2010/09/13

2010 Feb- Disappearing Scenes

Disappearing Scenes- Images as the establishment of environment and emotion.

Disappearing Scenes Edited Video

Video Designer& Live Performer: Hsuan Ku


Set& Lighting Designer: Petya Manahilova

Place: White Space, CSM Backhill stie

Premiered on 16th February 2010
 
 
Initially, this work comes from a concept: when we sit in a car, there are numerous pictures drifting away out of the frame of a window. We tend to focus on the upcoming destination, but ignored the roads and landscape around us. So what do we get and what have we lost?

This beginning of work comes from those ideas, not from any text. With these ideas I want to explore to combine the use of a dual projection: a bigger projection and a TV set. With using such double projections, the main visual notion is that use the two images to assist each other and to complete the whole composition.

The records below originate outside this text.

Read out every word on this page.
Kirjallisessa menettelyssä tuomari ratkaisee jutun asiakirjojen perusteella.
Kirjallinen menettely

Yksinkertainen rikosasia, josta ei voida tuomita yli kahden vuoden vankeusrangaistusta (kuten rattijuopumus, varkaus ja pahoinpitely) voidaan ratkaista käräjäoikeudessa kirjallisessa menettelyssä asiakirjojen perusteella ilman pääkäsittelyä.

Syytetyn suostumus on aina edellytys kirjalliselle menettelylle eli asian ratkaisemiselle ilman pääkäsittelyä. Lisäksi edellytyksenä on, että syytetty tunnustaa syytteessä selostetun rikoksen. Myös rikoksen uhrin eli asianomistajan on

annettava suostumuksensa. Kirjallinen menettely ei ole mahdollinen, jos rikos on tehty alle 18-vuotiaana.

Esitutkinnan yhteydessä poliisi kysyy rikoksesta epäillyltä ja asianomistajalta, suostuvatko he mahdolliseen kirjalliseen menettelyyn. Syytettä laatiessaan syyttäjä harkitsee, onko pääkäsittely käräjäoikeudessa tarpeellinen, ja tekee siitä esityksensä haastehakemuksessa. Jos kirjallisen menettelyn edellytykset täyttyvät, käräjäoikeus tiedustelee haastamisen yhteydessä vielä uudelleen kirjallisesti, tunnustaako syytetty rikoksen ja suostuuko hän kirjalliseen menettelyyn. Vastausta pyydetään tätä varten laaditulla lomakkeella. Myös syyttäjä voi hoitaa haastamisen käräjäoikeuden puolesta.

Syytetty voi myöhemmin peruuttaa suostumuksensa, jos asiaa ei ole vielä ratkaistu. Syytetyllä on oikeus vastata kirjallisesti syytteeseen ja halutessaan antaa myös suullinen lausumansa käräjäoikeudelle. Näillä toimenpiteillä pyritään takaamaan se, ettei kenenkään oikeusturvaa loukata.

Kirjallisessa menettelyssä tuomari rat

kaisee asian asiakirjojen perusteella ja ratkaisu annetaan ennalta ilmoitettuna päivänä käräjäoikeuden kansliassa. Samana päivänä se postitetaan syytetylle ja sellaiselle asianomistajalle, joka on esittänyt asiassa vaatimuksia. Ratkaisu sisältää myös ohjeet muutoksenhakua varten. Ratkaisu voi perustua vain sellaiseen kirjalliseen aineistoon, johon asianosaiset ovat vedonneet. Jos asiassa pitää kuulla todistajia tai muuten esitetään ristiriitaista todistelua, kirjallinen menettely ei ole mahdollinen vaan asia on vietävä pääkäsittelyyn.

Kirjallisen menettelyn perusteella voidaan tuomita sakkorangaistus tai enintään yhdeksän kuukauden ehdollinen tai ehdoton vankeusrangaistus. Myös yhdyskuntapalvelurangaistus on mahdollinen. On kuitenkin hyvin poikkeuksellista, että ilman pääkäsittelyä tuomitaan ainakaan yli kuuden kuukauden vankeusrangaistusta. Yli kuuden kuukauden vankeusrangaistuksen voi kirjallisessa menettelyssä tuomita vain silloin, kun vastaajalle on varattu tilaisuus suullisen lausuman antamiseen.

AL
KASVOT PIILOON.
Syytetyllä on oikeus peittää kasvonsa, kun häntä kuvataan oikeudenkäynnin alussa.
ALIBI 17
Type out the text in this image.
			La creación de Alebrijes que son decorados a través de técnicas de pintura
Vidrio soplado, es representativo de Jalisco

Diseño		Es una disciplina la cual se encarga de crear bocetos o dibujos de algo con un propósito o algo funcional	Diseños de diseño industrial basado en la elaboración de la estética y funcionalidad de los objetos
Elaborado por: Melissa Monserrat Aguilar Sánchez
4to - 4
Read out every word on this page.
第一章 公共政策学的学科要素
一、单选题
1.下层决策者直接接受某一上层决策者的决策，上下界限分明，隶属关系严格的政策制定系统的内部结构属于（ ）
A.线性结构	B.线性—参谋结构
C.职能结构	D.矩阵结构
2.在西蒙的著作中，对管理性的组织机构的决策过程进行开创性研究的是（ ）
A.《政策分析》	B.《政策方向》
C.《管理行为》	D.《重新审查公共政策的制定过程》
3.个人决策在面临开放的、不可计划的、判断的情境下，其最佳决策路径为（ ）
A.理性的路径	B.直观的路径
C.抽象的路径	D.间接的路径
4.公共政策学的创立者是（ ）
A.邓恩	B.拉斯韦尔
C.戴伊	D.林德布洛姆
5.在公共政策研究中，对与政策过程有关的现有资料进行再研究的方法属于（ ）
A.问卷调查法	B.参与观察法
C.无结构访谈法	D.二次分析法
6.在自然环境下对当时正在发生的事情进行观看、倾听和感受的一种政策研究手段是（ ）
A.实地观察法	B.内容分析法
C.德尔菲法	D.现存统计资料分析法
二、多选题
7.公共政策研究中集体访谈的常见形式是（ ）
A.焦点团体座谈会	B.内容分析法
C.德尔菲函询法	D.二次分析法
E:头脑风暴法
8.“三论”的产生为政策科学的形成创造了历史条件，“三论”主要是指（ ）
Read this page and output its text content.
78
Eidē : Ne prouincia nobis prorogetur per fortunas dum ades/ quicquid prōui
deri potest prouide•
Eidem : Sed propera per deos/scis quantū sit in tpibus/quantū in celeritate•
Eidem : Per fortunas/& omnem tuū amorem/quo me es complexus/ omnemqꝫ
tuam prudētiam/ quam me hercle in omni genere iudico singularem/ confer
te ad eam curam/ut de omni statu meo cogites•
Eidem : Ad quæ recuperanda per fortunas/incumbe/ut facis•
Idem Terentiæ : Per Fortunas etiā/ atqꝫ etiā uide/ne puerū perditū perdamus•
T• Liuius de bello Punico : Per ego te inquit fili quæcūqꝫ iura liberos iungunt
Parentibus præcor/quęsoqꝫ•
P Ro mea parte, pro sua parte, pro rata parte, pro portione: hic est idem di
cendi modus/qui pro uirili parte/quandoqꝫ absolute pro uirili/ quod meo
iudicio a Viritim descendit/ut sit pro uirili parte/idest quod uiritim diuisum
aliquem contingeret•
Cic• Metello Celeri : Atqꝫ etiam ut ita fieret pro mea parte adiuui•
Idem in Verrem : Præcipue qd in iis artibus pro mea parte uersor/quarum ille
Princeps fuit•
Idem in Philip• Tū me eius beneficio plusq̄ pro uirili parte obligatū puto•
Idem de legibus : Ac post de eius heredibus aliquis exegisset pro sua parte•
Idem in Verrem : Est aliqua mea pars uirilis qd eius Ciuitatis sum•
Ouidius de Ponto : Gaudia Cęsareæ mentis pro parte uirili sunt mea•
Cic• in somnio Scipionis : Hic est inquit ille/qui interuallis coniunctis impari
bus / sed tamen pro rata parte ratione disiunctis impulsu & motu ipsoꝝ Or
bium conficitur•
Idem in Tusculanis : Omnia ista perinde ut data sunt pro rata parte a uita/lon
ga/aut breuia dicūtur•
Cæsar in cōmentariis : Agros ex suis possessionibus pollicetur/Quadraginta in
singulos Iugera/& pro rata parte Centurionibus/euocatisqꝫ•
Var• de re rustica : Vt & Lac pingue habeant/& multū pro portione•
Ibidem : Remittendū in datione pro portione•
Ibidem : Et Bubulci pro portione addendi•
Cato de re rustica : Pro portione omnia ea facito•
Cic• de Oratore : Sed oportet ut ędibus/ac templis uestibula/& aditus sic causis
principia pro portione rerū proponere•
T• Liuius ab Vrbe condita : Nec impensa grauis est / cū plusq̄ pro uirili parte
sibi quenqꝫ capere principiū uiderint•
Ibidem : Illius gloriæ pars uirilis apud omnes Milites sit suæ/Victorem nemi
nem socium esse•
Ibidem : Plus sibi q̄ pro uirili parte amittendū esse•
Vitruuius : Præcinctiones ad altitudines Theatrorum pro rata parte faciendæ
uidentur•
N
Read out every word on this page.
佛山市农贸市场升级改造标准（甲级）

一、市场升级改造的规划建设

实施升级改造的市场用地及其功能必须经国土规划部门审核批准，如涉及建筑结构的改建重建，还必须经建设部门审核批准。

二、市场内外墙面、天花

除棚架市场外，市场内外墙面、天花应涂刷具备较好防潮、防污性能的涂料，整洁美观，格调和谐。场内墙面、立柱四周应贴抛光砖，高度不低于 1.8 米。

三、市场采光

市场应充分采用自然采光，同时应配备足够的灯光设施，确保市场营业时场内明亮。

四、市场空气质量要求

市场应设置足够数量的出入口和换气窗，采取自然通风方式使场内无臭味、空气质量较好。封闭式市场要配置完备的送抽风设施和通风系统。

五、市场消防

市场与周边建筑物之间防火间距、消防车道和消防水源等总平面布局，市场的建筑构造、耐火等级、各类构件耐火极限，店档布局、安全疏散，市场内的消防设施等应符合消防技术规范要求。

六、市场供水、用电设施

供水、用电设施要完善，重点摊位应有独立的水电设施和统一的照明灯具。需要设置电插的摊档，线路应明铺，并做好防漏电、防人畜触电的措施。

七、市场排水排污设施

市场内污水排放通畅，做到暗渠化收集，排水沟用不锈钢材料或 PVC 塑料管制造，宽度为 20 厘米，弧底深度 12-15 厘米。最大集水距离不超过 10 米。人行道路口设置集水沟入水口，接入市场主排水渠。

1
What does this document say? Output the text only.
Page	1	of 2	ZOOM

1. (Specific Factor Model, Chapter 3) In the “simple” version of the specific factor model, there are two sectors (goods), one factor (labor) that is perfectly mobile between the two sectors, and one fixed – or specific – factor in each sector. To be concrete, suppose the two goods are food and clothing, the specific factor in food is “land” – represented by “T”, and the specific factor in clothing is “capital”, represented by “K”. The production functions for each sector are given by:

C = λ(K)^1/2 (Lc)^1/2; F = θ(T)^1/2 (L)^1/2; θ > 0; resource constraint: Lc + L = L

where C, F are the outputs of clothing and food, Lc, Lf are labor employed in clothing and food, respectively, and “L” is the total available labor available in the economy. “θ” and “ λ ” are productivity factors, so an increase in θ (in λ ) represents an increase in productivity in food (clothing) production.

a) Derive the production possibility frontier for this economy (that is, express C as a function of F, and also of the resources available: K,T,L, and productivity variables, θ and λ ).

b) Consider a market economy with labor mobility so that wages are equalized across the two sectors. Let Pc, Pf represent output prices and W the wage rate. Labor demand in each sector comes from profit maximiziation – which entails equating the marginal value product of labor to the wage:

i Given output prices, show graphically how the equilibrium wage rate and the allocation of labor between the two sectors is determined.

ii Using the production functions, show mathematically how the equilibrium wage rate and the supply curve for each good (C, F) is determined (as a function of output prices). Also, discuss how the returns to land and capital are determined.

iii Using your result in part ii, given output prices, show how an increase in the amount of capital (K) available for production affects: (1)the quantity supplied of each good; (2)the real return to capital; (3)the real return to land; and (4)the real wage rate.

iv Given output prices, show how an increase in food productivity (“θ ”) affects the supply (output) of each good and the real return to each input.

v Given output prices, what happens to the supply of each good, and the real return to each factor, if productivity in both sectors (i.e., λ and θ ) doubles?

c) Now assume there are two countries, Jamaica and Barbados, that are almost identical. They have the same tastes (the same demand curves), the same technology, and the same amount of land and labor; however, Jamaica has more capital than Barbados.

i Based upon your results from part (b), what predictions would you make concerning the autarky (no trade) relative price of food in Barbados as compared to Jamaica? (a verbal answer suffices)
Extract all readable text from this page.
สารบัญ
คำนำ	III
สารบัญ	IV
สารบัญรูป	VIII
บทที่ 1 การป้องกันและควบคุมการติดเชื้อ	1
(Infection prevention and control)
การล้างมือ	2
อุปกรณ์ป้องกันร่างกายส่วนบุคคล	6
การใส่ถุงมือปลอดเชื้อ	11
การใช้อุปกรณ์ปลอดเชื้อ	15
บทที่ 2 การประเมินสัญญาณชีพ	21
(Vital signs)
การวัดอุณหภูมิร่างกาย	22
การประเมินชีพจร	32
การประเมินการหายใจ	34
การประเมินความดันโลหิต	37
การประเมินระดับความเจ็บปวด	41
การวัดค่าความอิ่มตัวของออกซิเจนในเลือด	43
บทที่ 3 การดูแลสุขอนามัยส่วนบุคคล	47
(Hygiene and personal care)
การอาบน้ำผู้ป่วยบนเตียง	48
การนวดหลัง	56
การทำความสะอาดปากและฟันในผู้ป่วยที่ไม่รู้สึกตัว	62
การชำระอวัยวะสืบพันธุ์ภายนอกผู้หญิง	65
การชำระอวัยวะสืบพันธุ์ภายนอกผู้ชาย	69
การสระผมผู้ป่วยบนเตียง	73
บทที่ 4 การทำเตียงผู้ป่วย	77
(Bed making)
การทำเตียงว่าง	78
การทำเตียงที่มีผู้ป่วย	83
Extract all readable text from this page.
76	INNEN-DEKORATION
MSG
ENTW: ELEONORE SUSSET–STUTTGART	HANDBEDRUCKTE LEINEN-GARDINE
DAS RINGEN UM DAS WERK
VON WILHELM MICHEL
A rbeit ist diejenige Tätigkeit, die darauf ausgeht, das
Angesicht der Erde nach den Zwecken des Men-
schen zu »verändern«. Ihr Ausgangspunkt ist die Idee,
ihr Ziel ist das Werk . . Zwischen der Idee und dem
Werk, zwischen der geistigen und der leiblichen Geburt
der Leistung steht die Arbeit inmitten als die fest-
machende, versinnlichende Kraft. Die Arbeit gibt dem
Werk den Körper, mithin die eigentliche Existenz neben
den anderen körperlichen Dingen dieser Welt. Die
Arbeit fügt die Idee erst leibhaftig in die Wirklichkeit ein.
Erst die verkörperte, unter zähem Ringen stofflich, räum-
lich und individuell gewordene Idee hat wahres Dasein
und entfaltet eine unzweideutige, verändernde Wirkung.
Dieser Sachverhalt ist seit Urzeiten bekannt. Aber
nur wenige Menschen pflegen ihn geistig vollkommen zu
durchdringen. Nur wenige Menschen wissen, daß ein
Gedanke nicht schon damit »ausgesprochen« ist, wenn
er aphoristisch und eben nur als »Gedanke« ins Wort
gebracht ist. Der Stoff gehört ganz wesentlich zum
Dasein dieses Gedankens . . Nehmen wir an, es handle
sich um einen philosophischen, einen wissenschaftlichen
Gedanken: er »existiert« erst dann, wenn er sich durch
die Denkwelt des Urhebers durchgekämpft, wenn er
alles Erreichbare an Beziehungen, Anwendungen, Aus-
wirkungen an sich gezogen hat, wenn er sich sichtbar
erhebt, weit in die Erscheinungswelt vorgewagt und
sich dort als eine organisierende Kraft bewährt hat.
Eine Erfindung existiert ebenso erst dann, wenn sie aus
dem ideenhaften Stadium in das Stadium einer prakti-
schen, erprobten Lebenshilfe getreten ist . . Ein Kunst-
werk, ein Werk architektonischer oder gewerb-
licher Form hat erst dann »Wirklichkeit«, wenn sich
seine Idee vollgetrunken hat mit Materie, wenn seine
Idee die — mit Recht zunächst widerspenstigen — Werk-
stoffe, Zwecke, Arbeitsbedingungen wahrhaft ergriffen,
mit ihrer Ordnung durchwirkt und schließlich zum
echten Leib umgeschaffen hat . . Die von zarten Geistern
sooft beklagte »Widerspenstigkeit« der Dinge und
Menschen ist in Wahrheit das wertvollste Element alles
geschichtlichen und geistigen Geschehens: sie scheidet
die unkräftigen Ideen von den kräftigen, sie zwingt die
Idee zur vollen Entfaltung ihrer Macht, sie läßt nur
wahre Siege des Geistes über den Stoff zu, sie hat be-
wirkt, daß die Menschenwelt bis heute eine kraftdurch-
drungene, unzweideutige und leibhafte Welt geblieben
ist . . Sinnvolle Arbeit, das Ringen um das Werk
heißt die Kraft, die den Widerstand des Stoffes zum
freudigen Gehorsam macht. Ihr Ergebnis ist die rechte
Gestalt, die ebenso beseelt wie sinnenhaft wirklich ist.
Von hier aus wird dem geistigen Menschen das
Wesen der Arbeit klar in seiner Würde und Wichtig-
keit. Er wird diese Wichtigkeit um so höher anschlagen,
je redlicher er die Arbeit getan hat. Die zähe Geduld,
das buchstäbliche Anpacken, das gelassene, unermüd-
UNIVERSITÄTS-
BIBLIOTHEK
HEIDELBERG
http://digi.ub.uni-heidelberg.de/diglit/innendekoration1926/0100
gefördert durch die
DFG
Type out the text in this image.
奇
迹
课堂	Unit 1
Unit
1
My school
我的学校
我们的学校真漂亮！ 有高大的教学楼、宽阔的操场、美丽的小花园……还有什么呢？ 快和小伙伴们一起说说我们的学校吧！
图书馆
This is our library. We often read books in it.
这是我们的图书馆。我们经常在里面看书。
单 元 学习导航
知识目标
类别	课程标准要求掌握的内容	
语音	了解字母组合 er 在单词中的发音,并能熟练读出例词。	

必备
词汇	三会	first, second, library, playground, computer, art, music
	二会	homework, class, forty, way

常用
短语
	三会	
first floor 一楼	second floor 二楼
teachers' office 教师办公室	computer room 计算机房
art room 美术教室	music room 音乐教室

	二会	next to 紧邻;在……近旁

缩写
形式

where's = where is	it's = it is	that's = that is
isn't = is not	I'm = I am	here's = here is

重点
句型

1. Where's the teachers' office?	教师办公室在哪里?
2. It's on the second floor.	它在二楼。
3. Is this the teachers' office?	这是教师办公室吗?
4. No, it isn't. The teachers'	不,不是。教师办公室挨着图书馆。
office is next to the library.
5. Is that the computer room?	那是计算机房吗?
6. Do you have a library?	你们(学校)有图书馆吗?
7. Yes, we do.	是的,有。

Therefore, the starting point of the video design is not based on the use of telling a story, in contrast, the images tend to build up the environment and support the expression of emotions. Because there are different subjects in this story, such as the memory of being lost, the end of a relationship and the repetition of the movement of death, etc. Therefore images, they should have a corresponding relationship with these subjects to create several emotional changes. For me, this is the most interesting point of the video design: not only to help the narrative, but also to create external imaginations.

As for the acting skills, because the concept of the stage design is quite minimal and utilising an empty stage to assist the establishment of the two projections, thus the performer in the space must have the ability to establish the real situation from the empty and minimal settings. Thus the meaning of movement must be very precise and its direction must be very clear. Otherwise it will create an inevitable confusion and misunderstanding for the audience in the process of receiving messages from the performance.

To me, this acting technique goes back to the training that I have received from the traditional Chinese theatre. In traditional Chinese theatre, the stage is often set up by one table and two chairs. With these objects, the actors have to rely on the directions of their eyes and body movements to convey a variety of situations. This is also a very important feature of the Eastern acting skills. Interestingly, it unexpectedly becomes an essential model reference for acting techniques for a show of such nature.